After its work on the Tory election campaign last year, Topham Guerin took on more staff at its Mayfair office in January and February. Among these appointments was Deborah Feldman, a former Conservative staffer who previously worked for CTF as managing director.

Ben Guerin has been credited with involvement in developing the Stay at Home, Save Lives, Protect the NHS slogan that the government used successfully for the lockdown announced by Boris Johnson on 23 March. Guerin was reportedly on a call on 19 March with Johnson’s director of communications Lee Cain; Isaac Levido, who ran the Tories’ election campaign and has also been hired by the government for COVID-19 messaging, and two former senior campaigners for Vote Leave in the Brexit referendum: Henry de Zoete, and Paul Stephenson, whose company Hanbury Strategy is now involved in appointing ministerial special advisers for the Tories.

The Telegraph reported that on the call Guerin mentioned that “Stay at Home, Save Lives,” was already being used as a successful slogan in several other countries. Cain was said to have added “protect the NHS.” After Byline Times reported the £3million contract, health secretary Matt Hancock declined to answer questions about Topham Guerin's government work.

While the £3 million contract with Topham Guerin runs until 16 September, the Cabinet Office is currently negotiating a new contract with the firm. It is not clear what the proposed contract is for, or if it will be tendered competitively. The company did not respond to a question about the new contract, and a Cabinet Office spokesman said they did not comment on ongoing negotiations.

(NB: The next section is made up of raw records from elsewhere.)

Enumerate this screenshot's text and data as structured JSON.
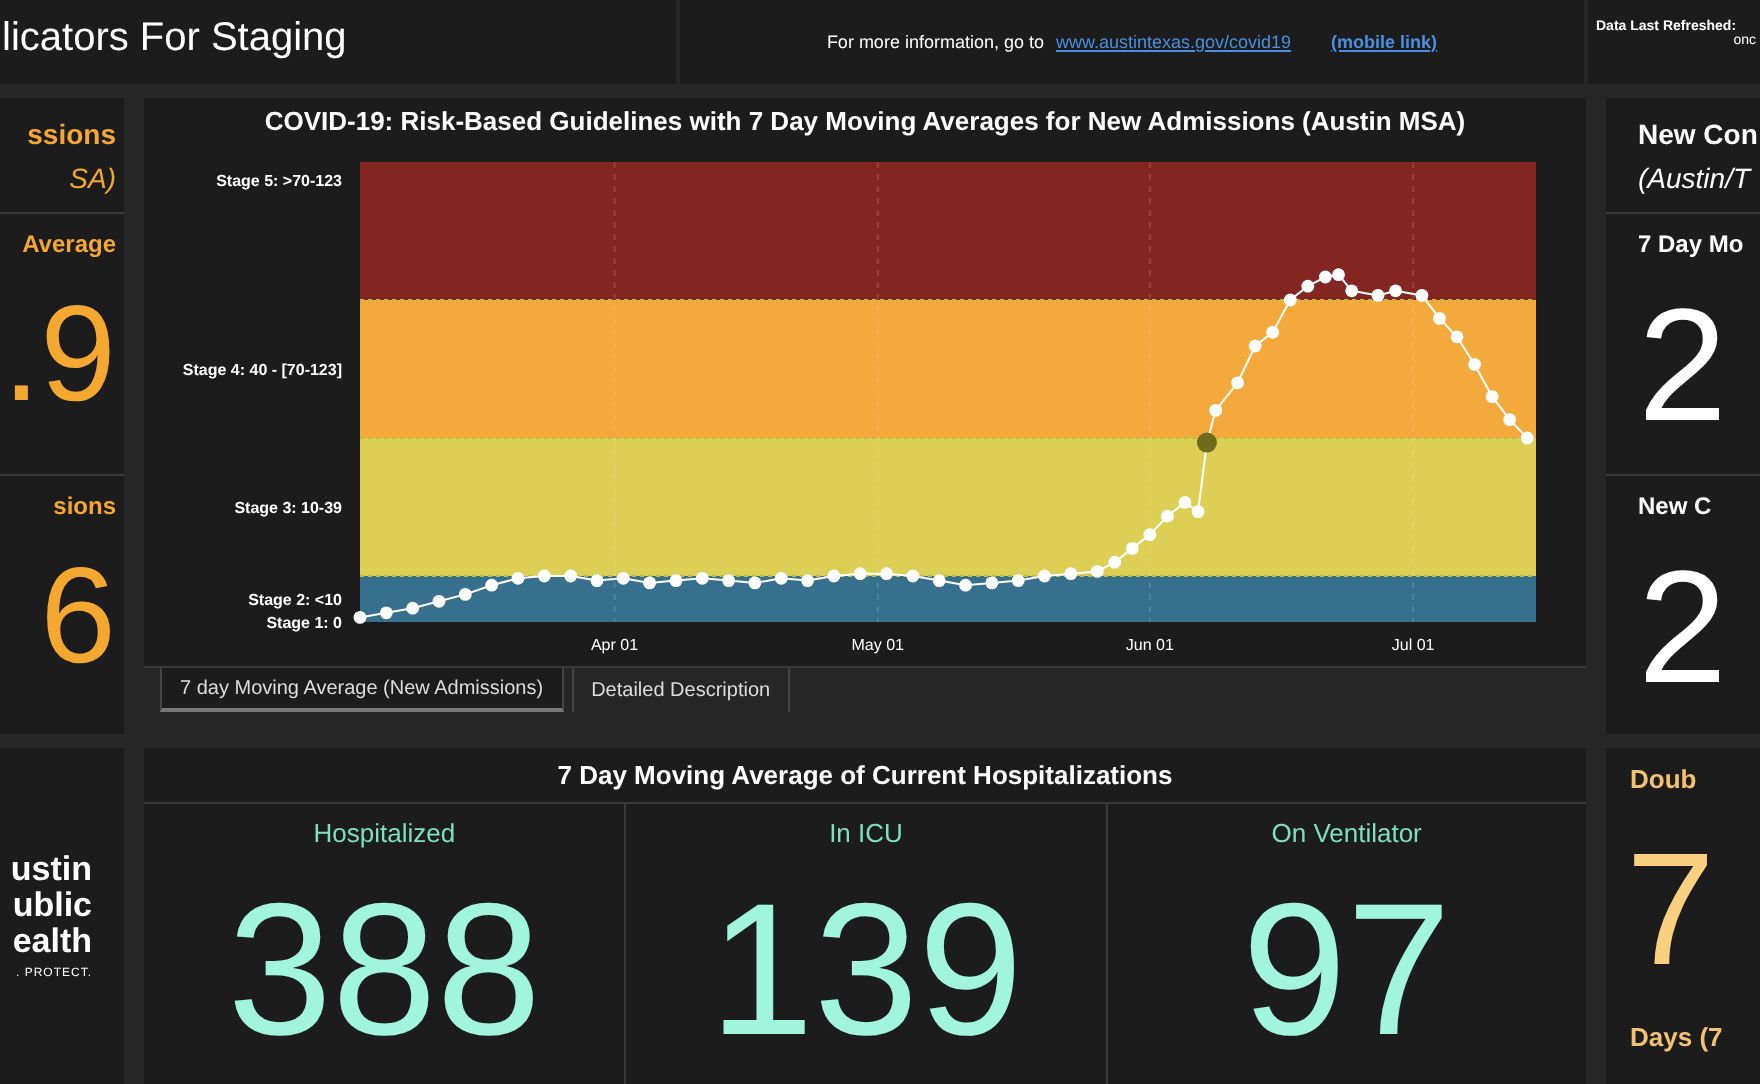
{
  "header": {
    "title": "licators For Staging",
    "info_text": "For more information, go to",
    "links": [
      "www.austintexas.gov/covid19",
      "(mobile link)"
    ],
    "refreshed_label": "Data Last Refreshed:",
    "refreshed_value": "onc"
  },
  "left_panel": {
    "title": "ssions",
    "subtitle": "SA)",
    "metrics": [
      {
        "label": "Average",
        "value": ".9"
      },
      {
        "label": "sions",
        "value": "6"
      }
    ]
  },
  "chart_panel": {
    "title": "COVID-19: Risk-Based Guidelines with 7 Day Moving Averages for New Admissions (Austin MSA)",
    "stage_labels": [
      "Stage 5: >70-123",
      "Stage 4: 40 - [70-123]",
      "Stage 3: 10-39",
      "Stage 2: <10",
      "Stage 1: 0"
    ],
    "month_labels": [
      "Apr 01",
      "May 01",
      "Jun 01",
      "Jul 01"
    ],
    "tabs": [
      {
        "label": "7 day Moving Average (New Admissions)",
        "selected": true
      },
      {
        "label": "Detailed Description",
        "selected": false
      }
    ]
  },
  "right_panel": {
    "title": "New Con",
    "subtitle": "(Austin/T",
    "metrics": [
      {
        "label": "7 Day Mo",
        "value": "2"
      },
      {
        "label": "New C",
        "value": "2"
      }
    ]
  },
  "logo": {
    "lines": [
      "ustin",
      "ublic",
      "ealth"
    ],
    "tagline": ". PROTECT."
  },
  "hospitalizations": {
    "title": "7 Day Moving Average of Current Hospitalizations",
    "metrics": [
      {
        "label": "Hospitalized",
        "value": "388"
      },
      {
        "label": "In ICU",
        "value": "139"
      },
      {
        "label": "On Ventilator",
        "value": "97"
      }
    ]
  },
  "doubling_panel": {
    "title": "Doub",
    "value": "7",
    "caption": "Days (7"
  }
}
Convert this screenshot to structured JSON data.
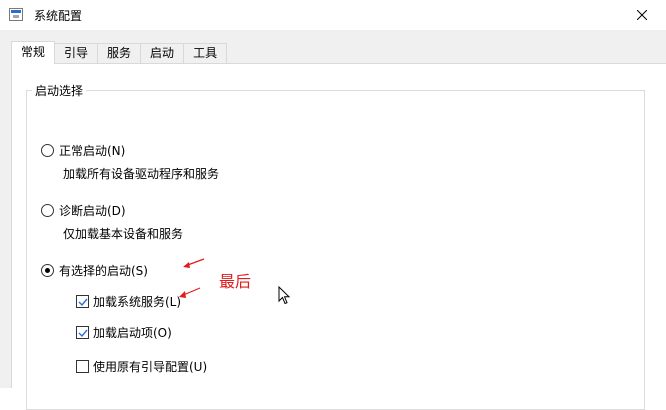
{
  "window": {
    "title": "系统配置",
    "close_icon": "close-icon",
    "app_icon": "msconfig-icon"
  },
  "tabs": [
    {
      "label": "常规",
      "active": true
    },
    {
      "label": "引导",
      "active": false
    },
    {
      "label": "服务",
      "active": false
    },
    {
      "label": "启动",
      "active": false
    },
    {
      "label": "工具",
      "active": false
    }
  ],
  "startup_selection": {
    "group_title": "启动选择",
    "options": [
      {
        "label": "正常启动(N)",
        "description": "加载所有设备驱动程序和服务",
        "checked": false
      },
      {
        "label": "诊断启动(D)",
        "description": "仅加载基本设备和服务",
        "checked": false
      },
      {
        "label": "有选择的启动(S)",
        "checked": true
      }
    ],
    "selective": [
      {
        "label": "加载系统服务(L)",
        "checked": true
      },
      {
        "label": "加载启动项(O)",
        "checked": true
      },
      {
        "label": "使用原有引导配置(U)",
        "checked": false
      }
    ]
  },
  "annotation": {
    "text": "最后",
    "color": "#e21b1b"
  },
  "colors": {
    "accent": "#2b6fd6",
    "annotation": "#e21b1b",
    "panel_bg": "#ffffff",
    "chrome_bg": "#f0f0f0"
  }
}
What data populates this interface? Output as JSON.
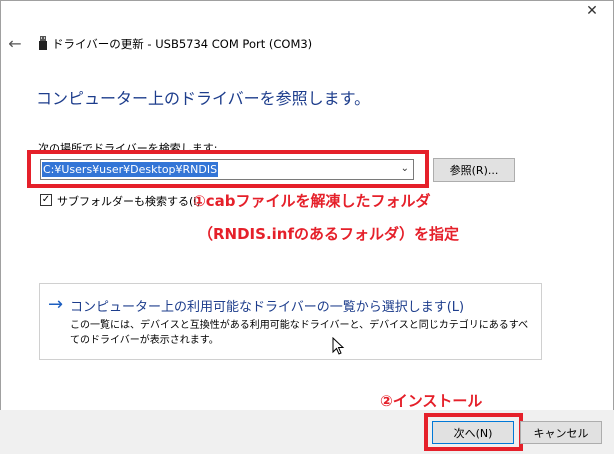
{
  "window": {
    "close_glyph": "✕",
    "back_glyph": "←",
    "title": "ドライバーの更新 - USB5734 COM Port (COM3)"
  },
  "heading": "コンピューター上のドライバーを参照します。",
  "search": {
    "label": "次の場所でドライバーを検索します:",
    "path_value": "C:¥Users¥user¥Desktop¥RNDIS",
    "browse_label": "参照(R)...",
    "include_subfolders_label": "サブフォルダーも検索する(I)",
    "include_subfolders_checked": true
  },
  "annotations": {
    "note1": "①cabファイルを解凍したフォルダ",
    "note2": "（RNDIS.infのあるフォルダ）を指定",
    "note3": "②インストール",
    "color": "#e5202a"
  },
  "pick_option": {
    "title": "コンピューター上の利用可能なドライバーの一覧から選択します(L)",
    "description": "この一覧には、デバイスと互換性がある利用可能なドライバーと、デバイスと同じカテゴリにあるすべてのドライバーが表示されます。"
  },
  "footer": {
    "next_label": "次へ(N)",
    "cancel_label": "キャンセル"
  },
  "colors": {
    "heading_blue": "#1d3d8c",
    "selection_blue": "#3375d6",
    "annotation_red": "#e5202a",
    "footer_gray": "#f0f0f0"
  }
}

A spokesman for Topham Guerin said the firm, which started in New Zealand politics and worked on Scott Morrison’s Liberal Party election victory in Australia last year, was selected for the COVID-19 contract due to its “wealth of experience in communications”.

“Topham Guerin were awarded a contract to help advise and generate social media content to support coronavirus communications,” the spokesman added. “This has been published on gov.uk in the normal way, in line with transparency rules. This work has helped to ensure that vitally important public health messages are effectively communicated to the public.”

The spokesman also said the company had provided direction for the Enjoy Summer Safely campaign by the advertising agency Mullenlowe. “Topham Guerin are proud to have worked with both the New Zealand and UK governments to provide creative and digital support for their all-of-government responses to the COVID-19 crisis.”

However, the shadow Cabinet Office minister, Rachel Reeves, criticised the awarding of the contract without a tender to the former campaigners on behalf of the Tories. 

“Yet again the government has handed a significant public contract to a company with a recent relationship with the Conservative Party without any normal tendering process,” Reeves said. “Given the huge importance of communications during a deadly pandemic, work of this magnitude must surely be undertaken by longstanding, proven expertise in public health communications. This is part of a disturbing pattern where the Conservative Government appears to have used emergency COVID-19 powers to blur boundaries and spend public money with party political associates rather than source the best people for the job."